In an analysis piece, the Cochrane Collaboration comes under fire from within its own ranks, both for what it has never attempted to do and for what it does imperfectly. It’s actually a very incomplete catalogue and the solutions it proposes are also imperfect. But I must declare an interest: I am now luckily a part of Cochrane UK for half a day a week. And I’m a signatory to a letter responding to this analysis, which will soon be on the BMJ Rapid Response site. So I will say no more about it. But I’d like to draw your attention to the fabulous blogs that are put out by Sarah Chapman on our Evidently Cochrane website. The latest is about food allergy and intolerance, written by a 13 year old who shows more understanding than most health professionals I’ve encountered.
Plant of the Week: Paeonia “Tria”
This peony tree with abundant soft yellow flowers held above cut foliage is simply the most breathtakingly beautiful plant you can grow in our climate. It is the culmination of about 1500 years of refinement in peony cultivation, first in China, then in Japan, then in France and the USA. You can trace the various stages in the development of the yellow peony tree in just one compartment of Hidcote garden in the Cotswolds, though you are just too late to do it this year. And they do not have Tria. In fact hardly anybody does: the Plant Finder lists just one UK supplier.

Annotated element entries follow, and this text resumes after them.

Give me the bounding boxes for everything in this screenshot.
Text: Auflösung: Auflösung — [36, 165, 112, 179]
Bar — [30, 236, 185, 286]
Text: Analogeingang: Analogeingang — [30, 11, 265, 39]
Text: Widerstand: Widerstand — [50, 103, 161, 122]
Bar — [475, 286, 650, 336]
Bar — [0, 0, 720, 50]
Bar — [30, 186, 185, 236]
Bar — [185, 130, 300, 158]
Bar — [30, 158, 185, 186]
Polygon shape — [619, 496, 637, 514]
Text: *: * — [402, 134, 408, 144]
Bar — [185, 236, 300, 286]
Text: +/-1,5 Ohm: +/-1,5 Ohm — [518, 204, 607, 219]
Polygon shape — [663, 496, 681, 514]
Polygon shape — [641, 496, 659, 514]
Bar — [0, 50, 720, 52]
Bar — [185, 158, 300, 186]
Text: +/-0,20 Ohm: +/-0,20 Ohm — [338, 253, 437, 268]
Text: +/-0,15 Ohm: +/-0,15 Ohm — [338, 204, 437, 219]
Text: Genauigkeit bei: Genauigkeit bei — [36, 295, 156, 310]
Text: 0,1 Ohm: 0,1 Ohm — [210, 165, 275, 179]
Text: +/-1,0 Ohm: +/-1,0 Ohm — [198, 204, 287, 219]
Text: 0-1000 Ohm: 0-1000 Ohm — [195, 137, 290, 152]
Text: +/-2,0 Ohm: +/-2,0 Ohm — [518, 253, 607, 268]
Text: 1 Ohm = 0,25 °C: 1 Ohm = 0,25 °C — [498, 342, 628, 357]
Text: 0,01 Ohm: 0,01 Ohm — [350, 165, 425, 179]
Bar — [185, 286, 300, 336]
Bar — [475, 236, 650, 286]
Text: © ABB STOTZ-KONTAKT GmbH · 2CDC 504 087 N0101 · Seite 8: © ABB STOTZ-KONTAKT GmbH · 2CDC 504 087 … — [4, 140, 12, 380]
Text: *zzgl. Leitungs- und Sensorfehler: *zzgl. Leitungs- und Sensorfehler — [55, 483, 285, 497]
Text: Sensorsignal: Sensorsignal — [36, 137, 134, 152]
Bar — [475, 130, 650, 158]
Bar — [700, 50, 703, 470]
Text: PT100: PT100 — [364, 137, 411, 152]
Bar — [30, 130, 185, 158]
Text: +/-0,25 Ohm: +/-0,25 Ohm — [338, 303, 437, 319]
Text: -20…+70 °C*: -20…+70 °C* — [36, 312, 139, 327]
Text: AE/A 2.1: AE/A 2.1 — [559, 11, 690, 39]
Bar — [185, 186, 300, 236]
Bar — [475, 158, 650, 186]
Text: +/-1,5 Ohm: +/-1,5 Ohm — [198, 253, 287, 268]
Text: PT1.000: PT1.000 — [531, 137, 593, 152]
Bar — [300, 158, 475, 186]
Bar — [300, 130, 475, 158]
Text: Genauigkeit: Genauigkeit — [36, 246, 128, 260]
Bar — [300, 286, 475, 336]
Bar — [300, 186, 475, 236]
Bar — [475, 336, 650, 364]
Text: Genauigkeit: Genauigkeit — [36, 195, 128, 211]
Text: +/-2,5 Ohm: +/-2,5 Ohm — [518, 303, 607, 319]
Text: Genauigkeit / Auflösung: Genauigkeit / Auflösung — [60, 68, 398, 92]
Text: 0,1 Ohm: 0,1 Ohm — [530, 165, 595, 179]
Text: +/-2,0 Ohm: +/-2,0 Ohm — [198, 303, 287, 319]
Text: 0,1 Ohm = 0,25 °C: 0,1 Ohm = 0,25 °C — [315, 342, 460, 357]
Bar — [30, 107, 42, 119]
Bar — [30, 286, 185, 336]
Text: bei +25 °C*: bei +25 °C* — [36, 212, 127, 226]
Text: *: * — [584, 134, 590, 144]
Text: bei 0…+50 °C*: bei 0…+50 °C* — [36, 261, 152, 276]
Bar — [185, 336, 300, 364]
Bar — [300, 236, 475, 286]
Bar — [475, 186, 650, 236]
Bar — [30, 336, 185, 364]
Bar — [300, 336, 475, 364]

I think we owe it to friends and posterity to take root cuttings from our four year old plant when winter comes. It is growing rampantly in a dry clay spot we used to call “the killing bed.” It is very hardy and will grow in US zones 4-8. The dry twisted sticks produce beautiful purple brown leaves in March, which gradually turn into a dome of green as the flower buds open. It is supposed to flower successionally over some weeks, but this year ours has produced nearly all its blooms at once. They nestle in loveliness just above the leaves. As the evening light fades, they take on a special radiance,” Like golden lamps in a green night,” as Andrew Marvell wrote long ago of another wonderful plant (Bermudas 1653).